“No rare Haggadahs coming into the store this afternoon, then?” I teased.
He leaned closer to me. “What does it say for my future career that I couldn’t concentrate on work all day? All I could think about was seeing you.”
I felt my temperature warming at his words. “I think it means you might consider another career option,” I laughed.
“The shy girl who first came into this store holding her priceless books, has since become emboldened, I see.”
“Indeed.” My eyes flickered. “Shall we go near the Place des Vosges and have a coffee?”
He smiled. “There isn’t anything I’d like to do more.”
***
We left the store and his hand reached for my fingers, his own folding into mine. “Those children are Solomon’s,” he said as he turned back to look at the children still at play. “His wife has been crying all day. A gentile neighbor back in Germany wrote to him in some sort of code they devised, saying that police had rounded up his brother and sister, along with their families.”
He turned to me, his face illuminated by the winter light. “Papa thinks we may have to leave Paris sooner rather than later.”
My heart sank.
“But where would you go?”
“North America or South America, I suppose. Isn’t that where every European Jew wants to go right now?”
I bit my lip. I felt the desperation wash over me, fearing I was about to be abandoned by someone I had just come to love.
I didn’t know how to respond. The mere mention of the word “America” from his lips made it feel as though the floor had been dropped beneath me. Only seconds before, I had felt a light flood through me. Being in Alex’s presence, the proximity of his body near mine, filled me with a warmth that had penetrated my skin. But with the news that his family might be emigrating, I felt as though we were engulfed in a dark shadow. Instead of feeling the heat of young love, I felt terribly cold.

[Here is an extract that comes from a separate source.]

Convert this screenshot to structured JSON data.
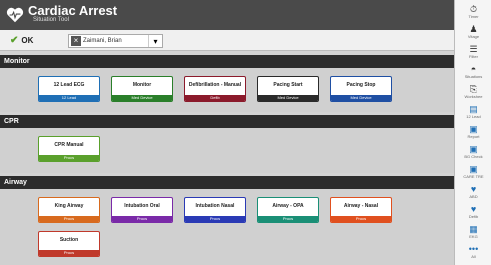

“But immigration is incredibly difficult. Do you have family there that can sponsor you?” I was trying to mask my despair by sounding practical. “Are passenger boats even leaving now?”

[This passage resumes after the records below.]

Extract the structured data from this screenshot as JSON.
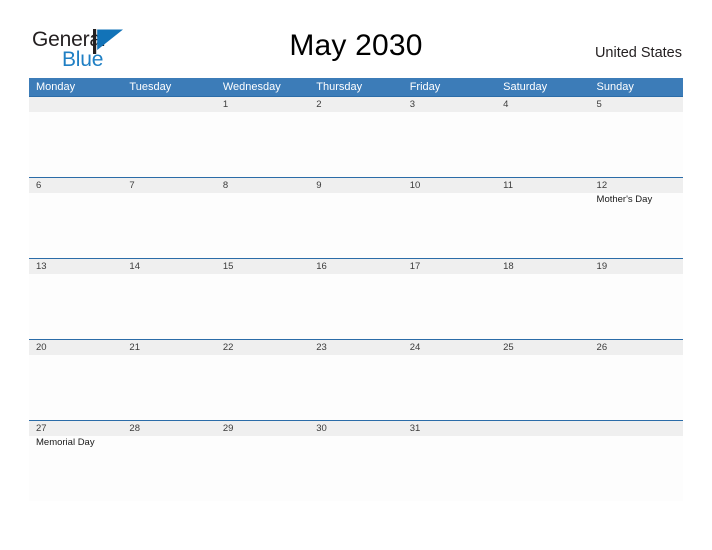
{
  "brand": {
    "name_part1": "General",
    "name_part2": "Blue",
    "flag_icon": "blue-pennant-flag-icon",
    "color_dark": "#231f20",
    "color_blue": "#1f7fc4"
  },
  "header": {
    "title": "May 2030",
    "country": "United States"
  },
  "theme": {
    "header_blue": "#3c7cb8",
    "row_border_blue": "#2b6ca8",
    "date_band_gray": "#efefef",
    "cell_white": "#fdfdfd"
  },
  "calendar": {
    "weekdays": [
      "Monday",
      "Tuesday",
      "Wednesday",
      "Thursday",
      "Friday",
      "Saturday",
      "Sunday"
    ],
    "weeks": [
      {
        "days": [
          {
            "number": "",
            "events": []
          },
          {
            "number": "",
            "events": []
          },
          {
            "number": "1",
            "events": []
          },
          {
            "number": "2",
            "events": []
          },
          {
            "number": "3",
            "events": []
          },
          {
            "number": "4",
            "events": []
          },
          {
            "number": "5",
            "events": []
          }
        ]
      },
      {
        "days": [
          {
            "number": "6",
            "events": []
          },
          {
            "number": "7",
            "events": []
          },
          {
            "number": "8",
            "events": []
          },
          {
            "number": "9",
            "events": []
          },
          {
            "number": "10",
            "events": []
          },
          {
            "number": "11",
            "events": []
          },
          {
            "number": "12",
            "events": [
              "Mother's Day"
            ]
          }
        ]
      },
      {
        "days": [
          {
            "number": "13",
            "events": []
          },
          {
            "number": "14",
            "events": []
          },
          {
            "number": "15",
            "events": []
          },
          {
            "number": "16",
            "events": []
          },
          {
            "number": "17",
            "events": []
          },
          {
            "number": "18",
            "events": []
          },
          {
            "number": "19",
            "events": []
          }
        ]
      },
      {
        "days": [
          {
            "number": "20",
            "events": []
          },
          {
            "number": "21",
            "events": []
          },
          {
            "number": "22",
            "events": []
          },
          {
            "number": "23",
            "events": []
          },
          {
            "number": "24",
            "events": []
          },
          {
            "number": "25",
            "events": []
          },
          {
            "number": "26",
            "events": []
          }
        ]
      },
      {
        "days": [
          {
            "number": "27",
            "events": [
              "Memorial Day"
            ]
          },
          {
            "number": "28",
            "events": []
          },
          {
            "number": "29",
            "events": []
          },
          {
            "number": "30",
            "events": []
          },
          {
            "number": "31",
            "events": []
          },
          {
            "number": "",
            "events": []
          },
          {
            "number": "",
            "events": []
          }
        ]
      }
    ]
  }
}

The papers had already reported about torpedoed ships. I worried it would not even be safe to travel at this point in the war.
“Yes, the waters are more dangerous than ever, but boats are still being chartered. My father has a second cousin in New York. Also abook dealer. We’ve written to him, asking if he will sponsor us. If we can’t get the entry visas, there’s always South America.”

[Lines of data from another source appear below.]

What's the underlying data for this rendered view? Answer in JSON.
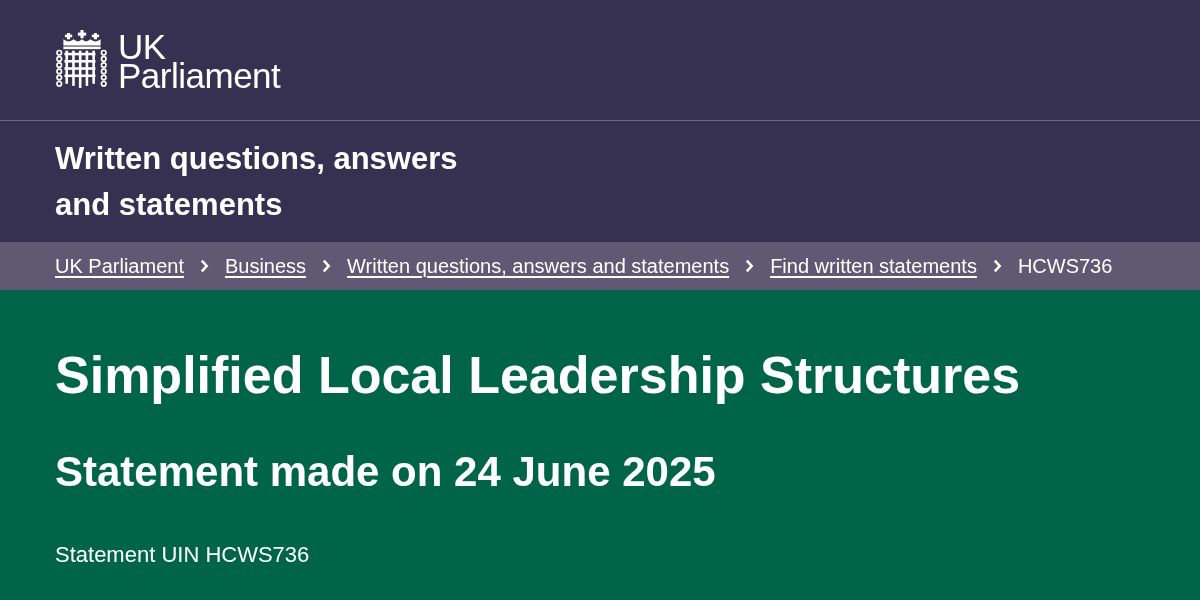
{
  "header": {
    "logo": {
      "lines": [
        "UK",
        "Parliament"
      ]
    },
    "section_title": "Written questions, answers and statements"
  },
  "breadcrumb": [
    {
      "label": "UK Parliament",
      "current": false
    },
    {
      "label": "Business",
      "current": false
    },
    {
      "label": "Written questions, answers and statements",
      "current": false
    },
    {
      "label": "Find written statements",
      "current": false
    },
    {
      "label": "HCWS736",
      "current": true
    }
  ],
  "statement": {
    "title": "Simplified Local Leadership Structures",
    "date_line": "Statement made on 24 June 2025",
    "uin": "Statement UIN HCWS736"
  }
}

I said nothing. All the excitement I had kept inside my heart for the past two days, and the happiness I thought I would feel when my eyes saw Alex again, had vanished.
“But who knows if he can even sponsor us? And the amount of paperwork needed before anything can actually happen is daunting, to say the least.” Alex sensed my nervousness.
“And I don’t want to leaveyou.”
My heart lifted at his words.
Before I had a chance to respond, his hand grasped my fingers, and the sensation that I had felt the first time his skin brushed against mine, again flooded through my body.
He did not speak. He did not even offer any expression on his face for me to interpret. He simply pulled me to his lips. His kiss telling me far more than words ever could.
***
Alex and I now began to see each other daily. We tried not to speak about the possibility that he might be leaving for the United States. Everyone knew how difficult it was to gain sponsorship and to get a visa, so part of me genuinely believed it was unlikely to happen soon, if ever. We spent the remainder of the month finding ways to see each other.
I would bring my journal and write at our favorite café on Place Saint Georges until he arrived. And it was in those stolen moments, when our knees touched beneath the table or his hand clasped my fingers, that I felt I understood the words of my grandmother, that the touch of one’s beloved could resurrect you.
In mid-March, however, Alex received a letter from the French army announcing his conscription.
It was another moment when words failed us.
The letter was very similar to the one Papa had received. It gave instructions for him to report for his physical, and provided the address where he needed to go register for his unit.
“I was surprised it took them this long to call for me,” he said, his voice clearly numb from the news.